Pendant longtemps, poursuivit Arlette, son père n’avait pu découvrir la maison où les religieuses avaient trouvé refuge. C’est seulement la veille du jour où les Anglais évacuèrent Toulon qu’il avait pu obtenir des renseignements. Tard ce jour-là, il apparut devant elle et l’emmena. La ville était pleine de troupes étrangères en retraite. Son père l’avait confiée à sa mère et était ressorti afin de tout préparer pour pouvoir s’embarquer dès cette nuit-là et rentrer à Escampobar; mais la tartane n’était plus à l’endroit où il l’avait laissée. Les deux hommes de Madrague qui formaient son équipage avaient disparu aussi. C’est ainsi que la famille avait été prise au piège dans cette ville pleine de tumulte et de confusion. Des navires et des maisons flambaient. D’effroyables explosions de poudre à canon ébranlaient la terre. Elle avait passé cette nuit-là à genoux, la figure cachée dans les jupes de sa mère, tandis que son père faisait le guet, près de la porte barricadée, un pistolet dans chaque main.
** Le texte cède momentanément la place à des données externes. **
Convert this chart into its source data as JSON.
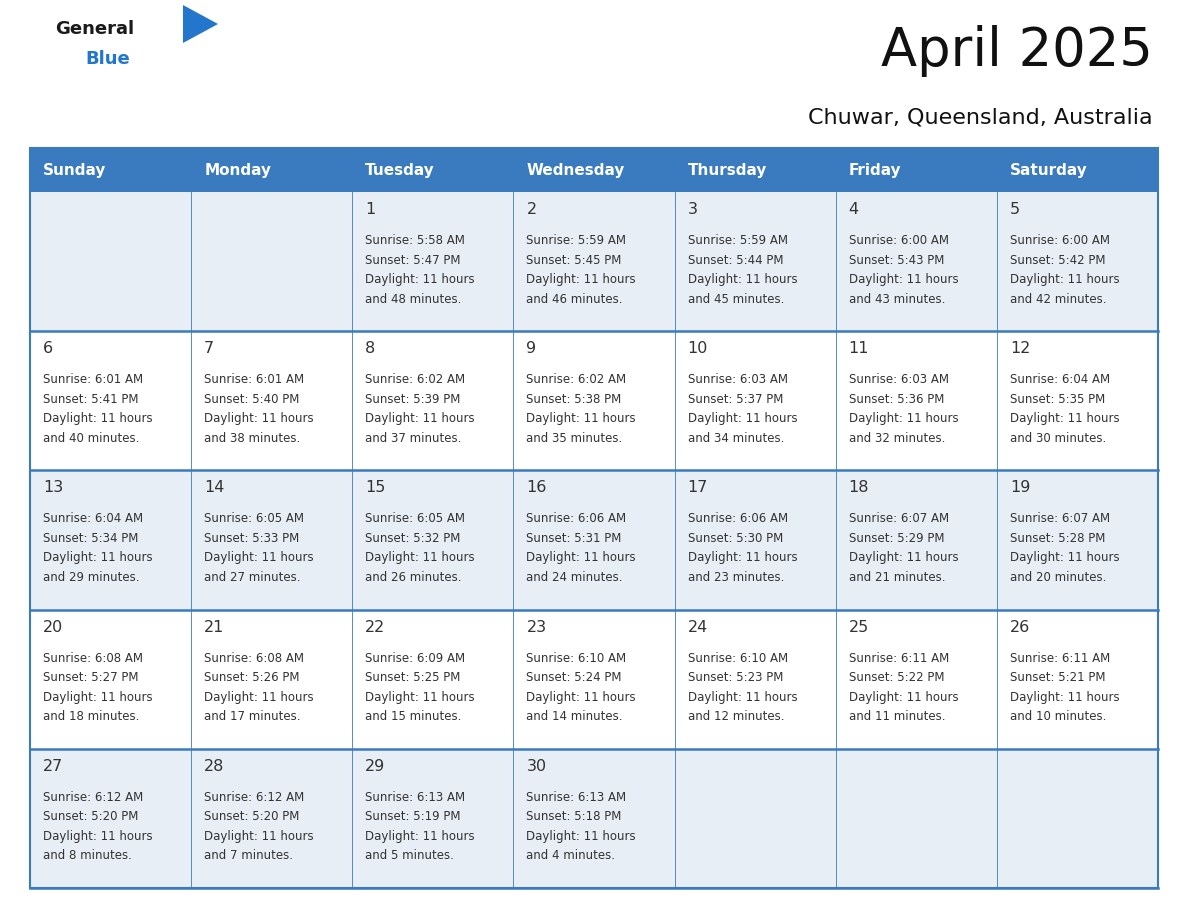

Au matin, la maison s’était remplie de hurlements sauvages. On entendit des gens monter précipitamment l’escalier. La porte vola en éclats. Ce bruit l’avait fait lever en sursaut et elle était allée se jeter à genoux dans un coin, la face contre le mur. Il y avait eu une clameur meurtrière, elle avait entendu deux coups de feu, et puis quelqu’un l’avait saisie par le bras et l’avait remise sur ses pieds. C’était Scevola. Il l’avait traînée jusqu’à la porte. Les corps de son père et de sa mère gisaient sur le seuil. La pièce était remplie de la fumée des détonations. Elle avait voulu se jeter sur les corps et s’accrocher à eux, mais Scevola l’avait prise sous les bras et lui avait fait franchir les corps. Il lui avait saisi la main et l’avait forcée à fuir avec lui, ou plutôt l’avait traînée en bas de l’escalier. Dehors, sur le trottoir, quelques hommes terribles et de nombreuses femmes farouches armées de couteaux les avaient rejoints. On courait dans les rues en brandissant des piques et des sabres et en poursuivant d’autres groupes de gens sans armes qui fuyaient à tous les coins de rues en poussant des cris perçants.